The bill was introduced in the Senate as S.4263 by Senator Patrick Leahy after John Lewis' death in July 2020. The bill received 47 co-sponsors. All Democrats in the Senate had co-sponsored the bill. The only Republican to co-sponsor the bill was Lisa Murkowski. The Senate, which was controlled by Republicans, did not bring the bill up for a vote.

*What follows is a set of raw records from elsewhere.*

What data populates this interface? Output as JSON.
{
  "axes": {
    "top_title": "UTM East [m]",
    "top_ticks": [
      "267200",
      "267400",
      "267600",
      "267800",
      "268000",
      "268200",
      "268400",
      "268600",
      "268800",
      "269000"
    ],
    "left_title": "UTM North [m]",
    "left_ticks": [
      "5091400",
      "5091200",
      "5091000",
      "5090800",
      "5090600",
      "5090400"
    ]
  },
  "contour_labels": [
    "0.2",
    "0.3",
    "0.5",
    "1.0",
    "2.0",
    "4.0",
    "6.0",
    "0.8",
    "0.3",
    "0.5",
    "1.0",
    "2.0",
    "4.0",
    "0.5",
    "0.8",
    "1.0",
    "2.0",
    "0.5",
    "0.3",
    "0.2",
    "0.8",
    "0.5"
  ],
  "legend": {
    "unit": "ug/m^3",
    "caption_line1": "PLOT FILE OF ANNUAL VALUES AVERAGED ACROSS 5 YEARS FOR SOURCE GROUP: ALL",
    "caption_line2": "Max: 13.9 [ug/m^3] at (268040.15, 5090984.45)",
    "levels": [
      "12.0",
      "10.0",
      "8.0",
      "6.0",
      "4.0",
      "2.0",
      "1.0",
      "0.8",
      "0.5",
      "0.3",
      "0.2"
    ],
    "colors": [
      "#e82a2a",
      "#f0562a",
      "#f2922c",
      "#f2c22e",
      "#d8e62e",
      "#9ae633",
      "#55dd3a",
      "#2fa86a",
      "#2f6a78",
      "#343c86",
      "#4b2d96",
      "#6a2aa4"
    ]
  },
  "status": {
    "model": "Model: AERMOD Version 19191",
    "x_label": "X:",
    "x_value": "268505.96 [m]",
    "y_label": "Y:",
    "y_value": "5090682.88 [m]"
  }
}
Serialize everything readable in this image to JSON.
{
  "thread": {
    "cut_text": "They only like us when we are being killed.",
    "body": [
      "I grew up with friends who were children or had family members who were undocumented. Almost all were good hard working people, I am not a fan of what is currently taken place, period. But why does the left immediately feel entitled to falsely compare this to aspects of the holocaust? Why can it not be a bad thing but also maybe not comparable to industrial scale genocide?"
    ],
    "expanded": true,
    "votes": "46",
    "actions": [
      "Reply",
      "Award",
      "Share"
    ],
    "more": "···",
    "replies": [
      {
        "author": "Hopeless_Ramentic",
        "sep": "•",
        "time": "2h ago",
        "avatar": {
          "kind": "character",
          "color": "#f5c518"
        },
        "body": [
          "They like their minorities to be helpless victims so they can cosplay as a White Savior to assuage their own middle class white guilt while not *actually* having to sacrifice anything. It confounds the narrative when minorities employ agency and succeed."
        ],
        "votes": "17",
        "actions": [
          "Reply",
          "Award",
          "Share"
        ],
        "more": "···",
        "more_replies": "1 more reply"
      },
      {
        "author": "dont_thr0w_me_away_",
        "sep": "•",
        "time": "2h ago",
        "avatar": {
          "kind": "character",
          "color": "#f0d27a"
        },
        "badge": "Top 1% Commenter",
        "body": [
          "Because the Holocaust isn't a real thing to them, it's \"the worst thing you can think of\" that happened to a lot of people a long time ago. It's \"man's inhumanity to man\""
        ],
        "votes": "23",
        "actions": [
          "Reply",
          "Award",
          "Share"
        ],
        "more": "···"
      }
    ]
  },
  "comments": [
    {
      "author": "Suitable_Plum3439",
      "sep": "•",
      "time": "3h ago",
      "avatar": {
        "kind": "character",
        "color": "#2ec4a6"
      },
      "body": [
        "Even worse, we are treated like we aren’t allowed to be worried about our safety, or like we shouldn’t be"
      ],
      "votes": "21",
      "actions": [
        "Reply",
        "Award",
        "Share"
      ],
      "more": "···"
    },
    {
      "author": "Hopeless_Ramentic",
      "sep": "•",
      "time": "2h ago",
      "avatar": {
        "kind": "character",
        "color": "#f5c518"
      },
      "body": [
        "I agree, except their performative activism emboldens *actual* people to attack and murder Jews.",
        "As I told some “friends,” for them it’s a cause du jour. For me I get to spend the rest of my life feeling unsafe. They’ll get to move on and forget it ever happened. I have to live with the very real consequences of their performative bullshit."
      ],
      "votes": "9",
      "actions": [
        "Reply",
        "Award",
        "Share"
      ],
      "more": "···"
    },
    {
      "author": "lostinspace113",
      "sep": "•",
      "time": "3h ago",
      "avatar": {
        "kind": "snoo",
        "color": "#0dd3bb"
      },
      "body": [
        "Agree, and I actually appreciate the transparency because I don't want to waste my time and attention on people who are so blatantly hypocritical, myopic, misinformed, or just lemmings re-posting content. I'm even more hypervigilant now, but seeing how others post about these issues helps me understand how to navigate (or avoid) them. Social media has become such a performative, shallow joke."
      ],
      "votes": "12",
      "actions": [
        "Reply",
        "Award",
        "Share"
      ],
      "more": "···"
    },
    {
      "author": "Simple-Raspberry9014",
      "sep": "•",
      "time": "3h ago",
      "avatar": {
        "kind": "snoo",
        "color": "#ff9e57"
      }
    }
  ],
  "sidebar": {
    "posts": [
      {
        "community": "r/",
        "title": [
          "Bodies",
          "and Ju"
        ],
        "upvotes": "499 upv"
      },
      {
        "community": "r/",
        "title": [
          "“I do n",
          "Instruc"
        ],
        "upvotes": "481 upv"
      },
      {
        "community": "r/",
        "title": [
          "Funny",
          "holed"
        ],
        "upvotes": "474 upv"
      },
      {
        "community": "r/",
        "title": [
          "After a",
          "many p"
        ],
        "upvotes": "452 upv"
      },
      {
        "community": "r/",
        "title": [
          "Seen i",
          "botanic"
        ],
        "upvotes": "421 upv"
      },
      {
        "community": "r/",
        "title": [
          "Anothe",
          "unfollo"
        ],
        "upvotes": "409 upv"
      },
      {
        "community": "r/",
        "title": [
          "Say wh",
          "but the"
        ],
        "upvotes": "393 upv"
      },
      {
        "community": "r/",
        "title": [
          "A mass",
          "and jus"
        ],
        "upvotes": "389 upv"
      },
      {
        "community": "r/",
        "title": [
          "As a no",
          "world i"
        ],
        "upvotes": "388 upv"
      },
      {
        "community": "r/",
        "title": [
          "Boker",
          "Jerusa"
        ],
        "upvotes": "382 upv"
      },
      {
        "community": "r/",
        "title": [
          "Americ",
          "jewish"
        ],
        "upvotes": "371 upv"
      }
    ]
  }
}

The bill was originally titled the Voting Rights Advancement Act of 2019, but was renamed the John Lewis Voting Rights Act one week after his death in 2020. No senator had introduced the bill into the Senate at the time of his death, so when it was introduced in the Senate, it took his name. The bill had already passed the House of Representatives under its former name before John Lewis's death. H.Con.Res.107 was agreed to in the House to change the short title of the bill to the John R. Lewis Voting Rights Act.
117th Congress
The act was introduced in the House on August 17, 2021 by Terri Sewell. It received 223 co-sponsors. The bill passed the House of Representatives on August 24, 2021 (219-212). All Democrats voted in favor of the legislation, and all Republicans voted against it. The bill later failed in the Senate after it was unable to receive enough votes to invoke cloture. A second attempt, where Democrats embedded the act into a combined bill with the Freedom to Vote Act, also failed. Democrats then attempted to change the rules to exempt the bill from the filibuster, but Senators Joe Manchin and Kyrsten Sinema opposed the change.